Coastal News

Rhode Island Salt Marsh Restoration Project Begins

It turns out it takes pains for salt marshes to be beautiful, too.

Dredging is starting soon in Rhode Island’s Chafee Refuge salt marsh to improve habitat for marine fish and also to "enable the marsh to withstand the impacts of sea-level rise and coastal storm surge," according to Tim Mooney, of the Nature Conservancy.

"In late October, crews will position equipment on barges in the Narrow River and begin dredging within designated areas, from Middlebridge to Sedge Island, near Sprague Bridge," he said.

The expectation is the dredging will start during the first week of November 2016.

"The dredged material will be placed on the existing salt marsh and then spread across targeted areas, adding up to six inches of elevation to the marsh," he said. "The work – known as thin-layer deposition – is expected to be completed by the end of December."

Once it starts, boaters are urged to use caution and approach the equipment only at headway speed, Mooney said. "The river access point on the north side of Sprague Bridge will be closed during the dredging activities."

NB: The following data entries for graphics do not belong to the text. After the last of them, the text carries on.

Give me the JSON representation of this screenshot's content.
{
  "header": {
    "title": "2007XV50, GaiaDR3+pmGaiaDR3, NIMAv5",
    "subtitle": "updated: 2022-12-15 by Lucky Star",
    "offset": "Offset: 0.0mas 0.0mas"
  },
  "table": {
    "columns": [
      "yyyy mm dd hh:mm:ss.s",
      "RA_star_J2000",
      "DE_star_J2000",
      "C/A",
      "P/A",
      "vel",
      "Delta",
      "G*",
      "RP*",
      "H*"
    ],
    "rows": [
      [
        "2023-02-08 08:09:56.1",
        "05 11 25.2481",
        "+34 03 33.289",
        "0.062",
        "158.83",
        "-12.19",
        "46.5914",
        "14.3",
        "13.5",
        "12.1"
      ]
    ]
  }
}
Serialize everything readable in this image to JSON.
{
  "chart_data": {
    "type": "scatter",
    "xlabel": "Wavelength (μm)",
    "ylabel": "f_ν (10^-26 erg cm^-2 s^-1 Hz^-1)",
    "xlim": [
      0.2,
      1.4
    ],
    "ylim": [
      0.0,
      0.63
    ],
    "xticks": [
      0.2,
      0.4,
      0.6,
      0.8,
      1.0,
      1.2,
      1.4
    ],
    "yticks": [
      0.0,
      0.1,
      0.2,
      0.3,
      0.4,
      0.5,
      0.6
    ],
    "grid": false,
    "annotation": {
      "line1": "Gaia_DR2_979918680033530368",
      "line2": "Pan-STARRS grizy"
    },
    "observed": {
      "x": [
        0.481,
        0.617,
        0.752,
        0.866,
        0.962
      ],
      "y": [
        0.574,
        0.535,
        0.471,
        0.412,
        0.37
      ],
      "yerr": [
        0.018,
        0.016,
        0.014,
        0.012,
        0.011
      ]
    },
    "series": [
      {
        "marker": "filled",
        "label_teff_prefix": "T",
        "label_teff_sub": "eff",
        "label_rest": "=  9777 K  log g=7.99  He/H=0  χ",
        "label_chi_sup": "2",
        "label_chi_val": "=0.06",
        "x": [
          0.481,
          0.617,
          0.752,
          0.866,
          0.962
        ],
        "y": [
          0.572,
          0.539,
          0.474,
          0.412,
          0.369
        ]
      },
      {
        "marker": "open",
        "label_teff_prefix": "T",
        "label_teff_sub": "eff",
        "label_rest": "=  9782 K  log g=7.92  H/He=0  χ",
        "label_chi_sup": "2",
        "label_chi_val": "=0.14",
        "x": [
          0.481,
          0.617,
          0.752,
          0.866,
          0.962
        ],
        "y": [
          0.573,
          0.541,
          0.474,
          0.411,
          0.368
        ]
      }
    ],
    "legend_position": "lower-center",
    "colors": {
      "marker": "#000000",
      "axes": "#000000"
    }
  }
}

Over the short term, the results won't be pretty, said Charlie Vandemoer, U.S. Fish and Wildlife Refuge manager.

“For kayakers and other visitors to the refuge, the area south of Middlebridge may look more like a mudflat than a salt marsh once the construction work is finished,” he said.

“But if we do nothing, we risk losing the whole marsh. The salt marsh just can’t keep up with rising seas," he said. "Raising the elevation is our only shot at saving it for the long-term."

The Fish and Wildlife Service and The Nature Conservancy are working with partners, including the Rhode Island Coastal Resources Management Council, on the project, Mooney said. "Over a dozen federal, state, and local organizations came together to develop the restoration plan."

It's expected to "improve habitat for marine fish by enhancing the growth of eel grass and creating deeper channels for cool water refugia," he said. It's also part of the 14-state recovery in the aftermath of Hurricane Sandy.

"The project focuses on 30 acres of marsh on the eastern shore of the Narrow River estuary, opposite Pettaquamscutt Cove," Mooney added. "The work is being carried out under a $1.4 million cooperative agreement between The Nature Conservancy and the U.S. Fish and Wildlife Service, supported by federal funding for Hurricane Sandy recovery."

According to Scott Comings, associate state director for The Nature Conservancy, more than fish thrive in the refuge.

“The Chafee Refuge provides outstanding habitat for salt marsh sparrows, egrets, black ducks, and many other water birds," he said and called the marshes "irreplaceable natural resources." Hundreds of species of plants, fish, shellfish, birds and mammals rely on the salt marshes for habitat.

The construction is supposed to be over in December. Sections will be replanted in the spring, and it will take two years for the vegetation to grow back, he said.